O Arcebispo de Caracas e Primado da Venezuela, Cardeal Jorge Urosa Savino (foto), disse nesse domingo que “o governo nacional tem tido uma atitude absolutamente negativa ao querer tirar a religião e Deus das escolas.

Em uma frontal crítica ao projeto de Lei de Educação que elimina a religião e concede ao estado poderes na educação das crianças e jovens venezuelanos, Urosa disse que “as famílias cristãs e educadores católicos devem exigir firmemente que se inclua sem dúvida alguma a possibilidade de que as crianças recebem nas escolas a religião que professam os seus pais”.

A reportagem é do sítio Religión Digital, 11-08-2009. A tradução é do Cepat.

A Lei de Educação, explicou o purpurado, “é uma disposição redigida em conceitos ambíguos, no qual se consagra a figura de um Estado que monopoliza a educação e não define a legitimidade nem os direitos que as sociedades intermediárias, como a Igreja e organizadores dos cidadãos tem em dirigir centros de educação privada”.

A nova política, além disso, “elimina a religião nas escolas, porque não reitera o artigo 50 da atual Lei Orgânica de Educação vigente, a qual reza que os pais e representantes têm direito a que seus filhos recebam na educação básica, duas horas de educação religiosa no currículo escolar”.

“O que não se menciona na referida lei é porque está fora; inclusive, se faz a afirmação de que o Estado é laico e a educação deve ser laica, um conceito que por um lado tem uma acepção positiva com o fato de que não se propicia uma religião específica, mas por outro,é um conceito originário da oposição ao religioso que vem da Revolução Francesa”, disse o cardeal.

“É um fato demonstrado antropologicamente que a religião é parte integrante da existência humana e portanto, a sociedade como tal tem o direito de praticá-la”, disse o Arcebispo ao explicar que na Venezuela “é um direito adquirido que as crianças recebam educação religiosa nas escolas”.

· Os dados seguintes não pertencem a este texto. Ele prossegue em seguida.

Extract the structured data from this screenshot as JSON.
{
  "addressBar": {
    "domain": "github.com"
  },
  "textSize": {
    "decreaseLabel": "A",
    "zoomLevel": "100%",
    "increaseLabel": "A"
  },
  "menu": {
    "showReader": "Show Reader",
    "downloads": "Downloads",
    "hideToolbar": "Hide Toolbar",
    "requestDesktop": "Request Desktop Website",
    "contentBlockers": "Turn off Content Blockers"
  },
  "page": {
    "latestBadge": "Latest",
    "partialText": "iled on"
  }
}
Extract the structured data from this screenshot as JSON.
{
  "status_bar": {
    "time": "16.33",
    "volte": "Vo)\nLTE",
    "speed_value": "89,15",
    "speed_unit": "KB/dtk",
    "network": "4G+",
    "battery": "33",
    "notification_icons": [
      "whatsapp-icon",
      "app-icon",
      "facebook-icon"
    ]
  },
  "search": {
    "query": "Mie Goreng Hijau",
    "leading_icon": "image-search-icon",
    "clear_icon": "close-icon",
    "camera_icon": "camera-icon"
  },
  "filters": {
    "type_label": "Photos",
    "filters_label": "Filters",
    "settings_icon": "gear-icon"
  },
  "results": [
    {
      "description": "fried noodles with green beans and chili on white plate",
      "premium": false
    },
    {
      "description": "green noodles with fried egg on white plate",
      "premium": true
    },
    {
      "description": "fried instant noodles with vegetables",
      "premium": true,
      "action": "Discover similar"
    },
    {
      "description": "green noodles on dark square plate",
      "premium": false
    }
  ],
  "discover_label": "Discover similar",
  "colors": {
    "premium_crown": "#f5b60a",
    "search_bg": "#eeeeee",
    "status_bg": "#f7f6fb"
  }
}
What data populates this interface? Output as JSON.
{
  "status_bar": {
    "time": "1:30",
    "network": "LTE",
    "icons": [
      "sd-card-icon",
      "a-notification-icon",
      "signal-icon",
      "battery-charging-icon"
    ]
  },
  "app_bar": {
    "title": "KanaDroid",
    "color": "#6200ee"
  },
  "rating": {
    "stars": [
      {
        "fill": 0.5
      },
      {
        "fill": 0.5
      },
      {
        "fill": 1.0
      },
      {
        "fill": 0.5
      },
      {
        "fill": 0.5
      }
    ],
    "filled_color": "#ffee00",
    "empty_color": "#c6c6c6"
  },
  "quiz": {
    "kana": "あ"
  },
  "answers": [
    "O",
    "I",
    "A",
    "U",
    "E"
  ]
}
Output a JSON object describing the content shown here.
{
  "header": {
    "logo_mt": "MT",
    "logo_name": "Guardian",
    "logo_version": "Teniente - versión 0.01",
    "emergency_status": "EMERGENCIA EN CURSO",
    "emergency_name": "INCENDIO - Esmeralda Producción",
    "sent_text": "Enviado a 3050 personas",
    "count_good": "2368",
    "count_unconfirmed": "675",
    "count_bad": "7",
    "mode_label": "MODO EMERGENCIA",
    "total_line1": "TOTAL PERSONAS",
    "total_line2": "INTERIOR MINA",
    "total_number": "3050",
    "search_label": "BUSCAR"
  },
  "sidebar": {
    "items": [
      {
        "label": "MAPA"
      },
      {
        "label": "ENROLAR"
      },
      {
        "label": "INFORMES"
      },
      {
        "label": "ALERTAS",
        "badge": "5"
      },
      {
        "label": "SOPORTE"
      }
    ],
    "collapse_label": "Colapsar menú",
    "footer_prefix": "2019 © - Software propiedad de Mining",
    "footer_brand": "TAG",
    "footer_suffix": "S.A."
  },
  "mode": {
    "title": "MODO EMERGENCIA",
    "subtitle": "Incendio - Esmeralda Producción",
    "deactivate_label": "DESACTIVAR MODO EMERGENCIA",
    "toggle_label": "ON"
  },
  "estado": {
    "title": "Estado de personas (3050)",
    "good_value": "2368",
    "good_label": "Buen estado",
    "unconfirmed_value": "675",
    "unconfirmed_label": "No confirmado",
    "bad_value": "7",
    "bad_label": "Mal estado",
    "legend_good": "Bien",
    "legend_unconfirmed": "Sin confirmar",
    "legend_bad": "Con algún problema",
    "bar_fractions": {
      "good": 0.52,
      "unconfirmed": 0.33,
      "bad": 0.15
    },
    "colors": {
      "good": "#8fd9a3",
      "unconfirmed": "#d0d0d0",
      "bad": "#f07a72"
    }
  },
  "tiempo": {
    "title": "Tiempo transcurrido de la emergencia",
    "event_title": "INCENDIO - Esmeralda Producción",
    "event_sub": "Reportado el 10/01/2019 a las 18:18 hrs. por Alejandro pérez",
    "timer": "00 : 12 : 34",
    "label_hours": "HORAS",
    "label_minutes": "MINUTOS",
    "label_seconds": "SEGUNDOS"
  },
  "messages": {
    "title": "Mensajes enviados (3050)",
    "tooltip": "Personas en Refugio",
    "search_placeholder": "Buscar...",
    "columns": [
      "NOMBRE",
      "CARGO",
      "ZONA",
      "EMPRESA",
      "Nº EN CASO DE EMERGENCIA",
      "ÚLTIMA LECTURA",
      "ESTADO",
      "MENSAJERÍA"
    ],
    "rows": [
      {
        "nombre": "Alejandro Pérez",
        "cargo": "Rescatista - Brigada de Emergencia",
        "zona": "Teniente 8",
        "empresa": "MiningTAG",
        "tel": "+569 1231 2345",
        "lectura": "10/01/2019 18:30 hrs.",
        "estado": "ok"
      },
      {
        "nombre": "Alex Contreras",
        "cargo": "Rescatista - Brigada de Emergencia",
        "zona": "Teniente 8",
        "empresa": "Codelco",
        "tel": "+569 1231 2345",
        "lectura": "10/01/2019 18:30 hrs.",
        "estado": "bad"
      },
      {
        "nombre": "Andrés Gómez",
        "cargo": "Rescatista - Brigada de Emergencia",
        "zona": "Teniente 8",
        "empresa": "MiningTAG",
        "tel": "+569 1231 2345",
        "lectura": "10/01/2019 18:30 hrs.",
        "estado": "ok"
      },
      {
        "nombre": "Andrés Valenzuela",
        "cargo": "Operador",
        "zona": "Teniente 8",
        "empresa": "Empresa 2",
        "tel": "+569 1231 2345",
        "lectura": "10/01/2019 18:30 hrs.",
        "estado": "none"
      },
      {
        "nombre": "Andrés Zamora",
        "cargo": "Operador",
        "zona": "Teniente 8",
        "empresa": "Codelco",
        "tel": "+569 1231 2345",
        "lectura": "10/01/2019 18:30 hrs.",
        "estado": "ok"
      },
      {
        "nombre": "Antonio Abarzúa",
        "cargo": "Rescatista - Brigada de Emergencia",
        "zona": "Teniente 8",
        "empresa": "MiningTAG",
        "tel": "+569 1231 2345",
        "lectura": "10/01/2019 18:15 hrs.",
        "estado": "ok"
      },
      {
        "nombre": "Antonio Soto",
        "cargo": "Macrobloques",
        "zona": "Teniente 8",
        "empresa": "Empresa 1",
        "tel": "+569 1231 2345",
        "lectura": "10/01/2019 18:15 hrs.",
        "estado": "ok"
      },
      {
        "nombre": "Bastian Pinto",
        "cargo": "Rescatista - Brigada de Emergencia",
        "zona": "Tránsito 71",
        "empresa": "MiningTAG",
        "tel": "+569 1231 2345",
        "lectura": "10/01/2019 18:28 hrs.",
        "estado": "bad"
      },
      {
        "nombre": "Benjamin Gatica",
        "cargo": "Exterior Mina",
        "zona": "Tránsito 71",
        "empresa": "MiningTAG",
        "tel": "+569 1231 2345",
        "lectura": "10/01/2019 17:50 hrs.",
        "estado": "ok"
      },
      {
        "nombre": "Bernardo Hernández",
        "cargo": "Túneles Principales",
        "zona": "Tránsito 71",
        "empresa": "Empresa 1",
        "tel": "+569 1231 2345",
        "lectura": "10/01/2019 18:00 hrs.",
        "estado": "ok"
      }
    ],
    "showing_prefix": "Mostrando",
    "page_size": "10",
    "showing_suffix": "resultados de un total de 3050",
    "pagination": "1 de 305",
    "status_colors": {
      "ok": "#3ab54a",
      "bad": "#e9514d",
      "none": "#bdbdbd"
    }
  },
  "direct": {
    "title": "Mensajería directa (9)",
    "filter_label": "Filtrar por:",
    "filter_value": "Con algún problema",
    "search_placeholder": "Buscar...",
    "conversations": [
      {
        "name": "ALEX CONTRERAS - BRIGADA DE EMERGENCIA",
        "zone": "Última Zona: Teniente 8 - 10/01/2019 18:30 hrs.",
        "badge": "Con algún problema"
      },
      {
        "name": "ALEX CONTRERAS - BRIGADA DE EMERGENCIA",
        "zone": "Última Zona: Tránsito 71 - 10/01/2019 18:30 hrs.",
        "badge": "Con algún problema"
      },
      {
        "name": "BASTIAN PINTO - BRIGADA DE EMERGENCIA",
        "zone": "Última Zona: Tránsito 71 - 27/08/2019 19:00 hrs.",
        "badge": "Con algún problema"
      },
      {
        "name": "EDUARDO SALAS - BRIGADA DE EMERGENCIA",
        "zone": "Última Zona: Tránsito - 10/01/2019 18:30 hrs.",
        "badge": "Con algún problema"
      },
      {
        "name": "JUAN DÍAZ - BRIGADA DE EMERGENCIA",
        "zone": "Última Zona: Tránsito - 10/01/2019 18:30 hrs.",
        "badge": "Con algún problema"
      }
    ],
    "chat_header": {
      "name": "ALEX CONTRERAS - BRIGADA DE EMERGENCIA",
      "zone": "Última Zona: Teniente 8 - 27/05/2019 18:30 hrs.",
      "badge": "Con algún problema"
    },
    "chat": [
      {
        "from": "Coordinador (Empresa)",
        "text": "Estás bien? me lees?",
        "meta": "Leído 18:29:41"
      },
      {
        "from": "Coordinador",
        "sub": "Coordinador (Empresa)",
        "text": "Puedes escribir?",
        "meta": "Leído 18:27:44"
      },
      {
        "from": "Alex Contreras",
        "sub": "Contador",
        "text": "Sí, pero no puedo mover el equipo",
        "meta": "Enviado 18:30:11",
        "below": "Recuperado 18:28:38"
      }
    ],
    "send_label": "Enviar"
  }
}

O cardeal Urosa censurou finalmente que “não é respeitar ao povo, nem a vontade popular, a celeridade, rapidez e aprovação de artigos na calada da madrugada, e tampouco a vontade popular, pois todas as exigências que tem feito os bispos em repetidos documentos e reuniões com a Comissão de Educação da Assembléia Nacional não foram respeitadas, ainda que expressem direitos plenamente adquiridos sobre a educação religiosa nas instituições educativas”.

Publicado originariamente em 11 de janeiro de 2013.